Analysis of ROS production and MAPK activation mediated by SOBIR1 and its mutant variants using transient expression assays in N. benthamiana (A and B) flg22-induced ROS burst in N. benthamiana expressing SOBIR1 and its mutant variants. AtSOBIR1 and all mutant variants were transiently expressed in leaves of N. benthamiana by agroinfiltration. After 2 days, oxidative burst and MAPK activation were induced by treatment with 300 nM flg22. ROS production over time was measured by a luminol-based assay after flg22 treatment (A). flg22-induced MAPK activation was measured by immunoblotting with anti-ERK 15 min after flg22 treatment (B).
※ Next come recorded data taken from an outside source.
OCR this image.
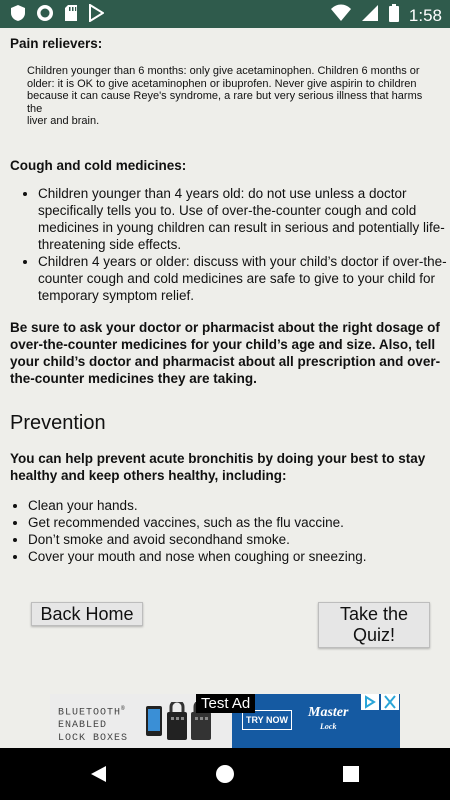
1:58

Pain relievers:

Children younger than 6 months: only give acetaminophen. Children 6 months or

older: it is OK to give acetaminophen or ibuprofen. Never give aspirin to children

because it can cause Reye's syndrome, a rare but very serious illness that harms the

liver and brain.

Cough and cold medicines:

• Children younger than 4 years old: do not use unless a doctor
specifically tells you to. Use of over-the-counter cough and cold
medicines in young children can result in serious and potentially life-
threatening side effects.
• Children 4 years or older: discuss with your child’s doctor if over-the-
counter cough and cold medicines are safe to give to your child for
temporary symptom relief.
Be sure to ask your doctor or pharmacist about the right dosage of
over-the-counter medicines for your child’s age and size. Also, tell
your child’s doctor and pharmacist about all prescription and over-
the-counter medicines they are taking.
Prevention
You can help prevent acute bronchitis by doing your best to stay
healthy and keep others healthy, including:
• Clean your hands.
• Get recommended vaccines, such as the flu vaccine.
• Don’t smoke and avoid secondhand smoke.
• Cover your mouth and nose when coughing or sneezing.
Back Home	Take the
Quiz!
BLUETOOTH®
ENABLED
LOCK BOXES
TRY NOW Master
Lock
Test Ad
Error bars, ±SD of six replicates. Wild-type represents N. benthamiana without SOBIR1 expression and was used as a negative control. The actin level was used as the loading control. All experiments were performed in triplicate with similar results. (C) Model of SOBIR1-KD stepwise activation. Inactive SOBIR1 is not phosphorylated. The β3-αC loop is disordered and the Lys-Glu salt bridge is broken because of the outward-facing αC helix (αC-out). The activation segment uniquely forms three helices without any phosphorylated sites (left). Ligand recognition induces conformational changes to SOBIR1, leading to SOBIR1 autophosphorylation. In addition, Thr390 and Ser394 in the βC-αC loop and Thr529 in the activation segment are phosphorylated during this process, and SOBIR1 is partially active (middle). BAK1 or other kinases then transphosphorylate SOBIR1 at Thr519, Thr522, Thr523, and Ser524 to fully activate SOBIR1. During the activation, these phosphorylation events re-position the helices within the activation segment and enable the αC helix to swing inward toward the ATP-binding site (right). Finally, the SOBIR1-KD adopts a fully active conformation. Specifically, the activation segment is extended with phosphorylated sites to provide a platform for protein substrate binding and the induction of downstream signaling.